The world's largest natural gas producer, Gazprom is looking to gain direct access to the Italian market and wants to acquire a stake in pipeline company Snam-Retegas and Eni subsidiary Eni Enipower, the Eni source said.
Eni wants to extend a contract with Gazprom that expires in 2017, determine a fixed price for Russian gas, and get involved in developing deposits in Russia.
Industry and Energy Minister Viktor Khristenko said at a meeting of G8 energy and finance ministers in Moscow last week that Eni could participate in developing the Shtokman deposit in northern Russia. The deposit holds an estimated 3.2 trillion cubic meters of natural gas and 31 million metric tons of gas condensate.
Italian Minister of Productive Activities Claudio Scajola said: "Increasing gas supplies from Russia is important for Europe and we are prepared to invest more to increase production and exports."
He added that the Italian and Russian governments were interested in successful Gazprom-Eni talks.
Italian experts said the talks were unlikely to finish Friday, as the companies still had to discuss a lot of issues.
Eni and Gazprom signed an agreement on supplies in Vienna last year, but Italy's antitrust body vetoed the deal.
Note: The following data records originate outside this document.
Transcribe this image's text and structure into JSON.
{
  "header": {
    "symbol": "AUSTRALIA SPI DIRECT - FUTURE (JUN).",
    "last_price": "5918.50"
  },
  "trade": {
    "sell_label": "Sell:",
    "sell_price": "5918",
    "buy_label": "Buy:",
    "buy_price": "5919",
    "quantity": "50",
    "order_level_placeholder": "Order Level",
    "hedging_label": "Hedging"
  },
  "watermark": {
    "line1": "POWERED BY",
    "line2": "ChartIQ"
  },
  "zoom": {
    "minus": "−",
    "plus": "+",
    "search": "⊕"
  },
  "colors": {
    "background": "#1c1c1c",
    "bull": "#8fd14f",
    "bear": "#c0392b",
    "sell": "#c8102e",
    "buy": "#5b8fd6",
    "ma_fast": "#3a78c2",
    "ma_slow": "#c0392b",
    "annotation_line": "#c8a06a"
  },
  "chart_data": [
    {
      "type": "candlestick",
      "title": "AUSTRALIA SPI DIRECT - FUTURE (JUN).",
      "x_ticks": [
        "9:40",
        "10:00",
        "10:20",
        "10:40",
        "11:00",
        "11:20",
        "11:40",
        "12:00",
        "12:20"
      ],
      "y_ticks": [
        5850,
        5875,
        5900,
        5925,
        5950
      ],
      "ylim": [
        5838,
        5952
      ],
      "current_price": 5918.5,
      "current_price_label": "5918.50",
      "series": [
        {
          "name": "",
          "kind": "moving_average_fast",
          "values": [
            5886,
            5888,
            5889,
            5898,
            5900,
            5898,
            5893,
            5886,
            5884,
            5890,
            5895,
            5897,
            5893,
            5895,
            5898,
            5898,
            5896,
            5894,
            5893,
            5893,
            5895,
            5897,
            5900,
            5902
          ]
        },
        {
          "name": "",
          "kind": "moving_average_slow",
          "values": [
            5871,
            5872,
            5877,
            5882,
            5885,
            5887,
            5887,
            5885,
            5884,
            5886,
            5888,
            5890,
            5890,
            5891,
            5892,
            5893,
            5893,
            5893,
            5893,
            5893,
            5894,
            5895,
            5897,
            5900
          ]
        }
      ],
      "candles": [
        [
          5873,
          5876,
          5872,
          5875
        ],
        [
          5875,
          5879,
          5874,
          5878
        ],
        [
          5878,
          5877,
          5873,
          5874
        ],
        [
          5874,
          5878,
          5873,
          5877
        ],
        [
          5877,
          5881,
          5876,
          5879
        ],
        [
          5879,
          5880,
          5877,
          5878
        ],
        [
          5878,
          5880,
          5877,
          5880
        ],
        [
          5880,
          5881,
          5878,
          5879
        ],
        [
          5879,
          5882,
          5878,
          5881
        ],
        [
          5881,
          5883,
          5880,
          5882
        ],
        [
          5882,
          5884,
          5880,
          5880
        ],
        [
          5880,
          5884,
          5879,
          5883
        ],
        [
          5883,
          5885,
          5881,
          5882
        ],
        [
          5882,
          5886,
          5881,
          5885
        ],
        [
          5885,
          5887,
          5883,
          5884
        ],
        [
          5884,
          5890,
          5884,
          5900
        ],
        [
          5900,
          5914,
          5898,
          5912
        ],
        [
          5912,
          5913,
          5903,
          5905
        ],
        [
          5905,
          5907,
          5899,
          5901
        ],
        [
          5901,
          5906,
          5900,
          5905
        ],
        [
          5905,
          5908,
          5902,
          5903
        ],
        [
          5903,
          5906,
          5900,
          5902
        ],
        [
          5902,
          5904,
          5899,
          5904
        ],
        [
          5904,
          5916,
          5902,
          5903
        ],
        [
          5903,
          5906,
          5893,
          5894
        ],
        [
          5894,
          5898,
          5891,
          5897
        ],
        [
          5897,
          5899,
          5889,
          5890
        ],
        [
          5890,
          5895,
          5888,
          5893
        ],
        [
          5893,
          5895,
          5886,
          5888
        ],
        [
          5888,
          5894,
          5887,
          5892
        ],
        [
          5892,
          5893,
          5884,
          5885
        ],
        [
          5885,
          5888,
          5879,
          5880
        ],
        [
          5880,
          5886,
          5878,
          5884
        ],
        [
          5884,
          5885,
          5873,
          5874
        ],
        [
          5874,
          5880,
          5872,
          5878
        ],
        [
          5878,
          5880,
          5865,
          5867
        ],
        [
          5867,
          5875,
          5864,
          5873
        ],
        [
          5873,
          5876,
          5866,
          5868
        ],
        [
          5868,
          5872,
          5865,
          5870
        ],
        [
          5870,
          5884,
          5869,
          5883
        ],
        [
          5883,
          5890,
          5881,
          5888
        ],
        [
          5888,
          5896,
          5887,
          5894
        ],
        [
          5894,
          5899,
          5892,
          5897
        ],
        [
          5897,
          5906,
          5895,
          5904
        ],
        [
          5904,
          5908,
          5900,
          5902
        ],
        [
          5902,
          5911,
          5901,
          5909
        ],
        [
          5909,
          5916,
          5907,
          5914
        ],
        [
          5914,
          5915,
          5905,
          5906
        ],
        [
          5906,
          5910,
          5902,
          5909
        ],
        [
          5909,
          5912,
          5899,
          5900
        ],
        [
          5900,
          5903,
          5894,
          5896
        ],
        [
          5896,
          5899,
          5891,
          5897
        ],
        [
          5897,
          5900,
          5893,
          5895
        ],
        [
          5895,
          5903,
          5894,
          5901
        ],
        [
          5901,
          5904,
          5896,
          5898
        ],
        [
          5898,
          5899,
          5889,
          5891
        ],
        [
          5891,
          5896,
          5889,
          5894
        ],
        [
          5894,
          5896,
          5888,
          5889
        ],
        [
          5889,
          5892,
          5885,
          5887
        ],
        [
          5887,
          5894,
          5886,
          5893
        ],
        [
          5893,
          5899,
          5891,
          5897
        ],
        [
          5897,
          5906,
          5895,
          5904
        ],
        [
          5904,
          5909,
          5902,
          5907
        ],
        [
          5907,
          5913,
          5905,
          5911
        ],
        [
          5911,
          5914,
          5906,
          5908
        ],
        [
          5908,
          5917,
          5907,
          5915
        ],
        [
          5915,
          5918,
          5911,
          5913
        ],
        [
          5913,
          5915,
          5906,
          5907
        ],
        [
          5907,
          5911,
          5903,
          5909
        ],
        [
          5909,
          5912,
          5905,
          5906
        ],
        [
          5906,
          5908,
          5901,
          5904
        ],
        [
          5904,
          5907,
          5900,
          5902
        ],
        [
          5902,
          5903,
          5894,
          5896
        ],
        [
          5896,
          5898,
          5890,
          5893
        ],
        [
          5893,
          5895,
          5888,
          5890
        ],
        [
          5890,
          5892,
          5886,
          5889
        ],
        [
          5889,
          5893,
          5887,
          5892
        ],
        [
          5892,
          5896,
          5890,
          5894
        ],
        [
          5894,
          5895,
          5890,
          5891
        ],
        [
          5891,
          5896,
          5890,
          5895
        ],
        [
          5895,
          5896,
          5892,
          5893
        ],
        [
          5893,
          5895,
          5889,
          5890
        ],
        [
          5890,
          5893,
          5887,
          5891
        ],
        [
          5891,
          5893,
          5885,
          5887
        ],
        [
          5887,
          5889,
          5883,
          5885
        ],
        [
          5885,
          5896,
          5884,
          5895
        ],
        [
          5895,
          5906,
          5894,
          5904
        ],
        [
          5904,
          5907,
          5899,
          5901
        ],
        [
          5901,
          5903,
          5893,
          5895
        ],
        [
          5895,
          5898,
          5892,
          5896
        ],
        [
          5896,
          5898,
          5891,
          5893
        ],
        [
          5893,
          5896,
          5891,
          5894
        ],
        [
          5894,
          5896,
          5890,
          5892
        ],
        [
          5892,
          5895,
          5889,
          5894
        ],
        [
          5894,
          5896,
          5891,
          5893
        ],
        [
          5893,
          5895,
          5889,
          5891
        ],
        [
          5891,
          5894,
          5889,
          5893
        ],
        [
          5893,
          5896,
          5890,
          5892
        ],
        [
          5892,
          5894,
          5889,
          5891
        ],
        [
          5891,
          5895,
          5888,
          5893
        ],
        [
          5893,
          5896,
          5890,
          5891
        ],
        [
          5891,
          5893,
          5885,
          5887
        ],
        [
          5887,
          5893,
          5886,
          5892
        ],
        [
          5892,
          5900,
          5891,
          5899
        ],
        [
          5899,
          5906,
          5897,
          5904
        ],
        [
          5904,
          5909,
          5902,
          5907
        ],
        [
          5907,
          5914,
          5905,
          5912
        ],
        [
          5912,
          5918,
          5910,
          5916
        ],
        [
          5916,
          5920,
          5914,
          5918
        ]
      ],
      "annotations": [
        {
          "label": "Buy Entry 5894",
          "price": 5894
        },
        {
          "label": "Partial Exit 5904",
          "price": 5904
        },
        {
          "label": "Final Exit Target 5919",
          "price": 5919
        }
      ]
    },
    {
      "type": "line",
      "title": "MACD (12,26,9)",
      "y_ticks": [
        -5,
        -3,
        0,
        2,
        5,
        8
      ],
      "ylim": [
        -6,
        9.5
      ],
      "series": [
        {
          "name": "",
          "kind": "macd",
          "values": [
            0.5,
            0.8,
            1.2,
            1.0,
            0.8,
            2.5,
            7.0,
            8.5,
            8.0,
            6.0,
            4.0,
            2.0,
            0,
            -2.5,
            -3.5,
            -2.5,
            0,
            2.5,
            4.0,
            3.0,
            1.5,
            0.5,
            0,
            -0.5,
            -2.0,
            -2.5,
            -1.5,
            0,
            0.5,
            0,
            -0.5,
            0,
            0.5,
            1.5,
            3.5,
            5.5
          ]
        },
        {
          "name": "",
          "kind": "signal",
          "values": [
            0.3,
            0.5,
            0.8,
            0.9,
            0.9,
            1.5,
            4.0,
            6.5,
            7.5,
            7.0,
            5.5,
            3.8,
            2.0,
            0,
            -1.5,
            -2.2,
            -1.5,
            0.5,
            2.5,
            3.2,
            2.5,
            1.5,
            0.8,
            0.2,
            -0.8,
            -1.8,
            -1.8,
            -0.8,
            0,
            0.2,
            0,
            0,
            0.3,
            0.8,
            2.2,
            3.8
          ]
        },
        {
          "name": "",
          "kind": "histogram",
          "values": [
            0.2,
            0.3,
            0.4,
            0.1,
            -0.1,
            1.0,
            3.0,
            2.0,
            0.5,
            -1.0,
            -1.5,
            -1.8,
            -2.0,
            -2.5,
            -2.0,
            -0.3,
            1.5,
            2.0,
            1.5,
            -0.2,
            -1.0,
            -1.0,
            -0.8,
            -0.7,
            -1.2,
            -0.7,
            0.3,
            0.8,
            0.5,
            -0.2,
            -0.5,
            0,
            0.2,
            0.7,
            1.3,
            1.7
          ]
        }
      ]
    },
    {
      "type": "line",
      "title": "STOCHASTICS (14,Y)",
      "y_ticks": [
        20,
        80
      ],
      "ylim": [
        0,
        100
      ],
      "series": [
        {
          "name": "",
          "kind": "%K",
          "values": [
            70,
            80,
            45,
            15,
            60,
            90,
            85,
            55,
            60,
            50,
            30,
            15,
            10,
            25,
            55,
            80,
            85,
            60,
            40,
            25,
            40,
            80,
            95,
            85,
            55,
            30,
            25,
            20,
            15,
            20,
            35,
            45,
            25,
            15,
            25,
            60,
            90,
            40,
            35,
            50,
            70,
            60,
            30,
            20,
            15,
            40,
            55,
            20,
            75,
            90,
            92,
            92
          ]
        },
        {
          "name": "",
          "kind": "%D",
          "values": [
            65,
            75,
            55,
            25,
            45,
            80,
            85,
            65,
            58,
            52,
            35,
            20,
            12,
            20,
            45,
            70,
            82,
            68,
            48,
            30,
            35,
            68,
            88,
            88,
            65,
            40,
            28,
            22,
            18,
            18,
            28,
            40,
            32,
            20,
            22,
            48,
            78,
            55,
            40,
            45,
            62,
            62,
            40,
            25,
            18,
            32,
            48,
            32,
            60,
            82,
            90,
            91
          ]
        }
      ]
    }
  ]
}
The country's top antitrust enforcer, Antonio Catricala, said Wednesday he was very skeptical about the need to increase gas imports.
"Gas is an extremely expensive fuel," Catricala said. "We could as well use Chanel perfume."
He also said that gas pipelines were vulnerable to terrorist attacks, and did not rule out the emergence of a cartel similar to OPEC to dictate gas prices in the future.
Scajola, however, has repeatedly suggested that talks will be successful.
The talks come as Europe is looking to reduce energy dependence on Russia and diversify its energy supplies and sources.
Some experts also doubt Russia's ability to meet its supply commitments to the EU and to fill planned gas pipelines to China.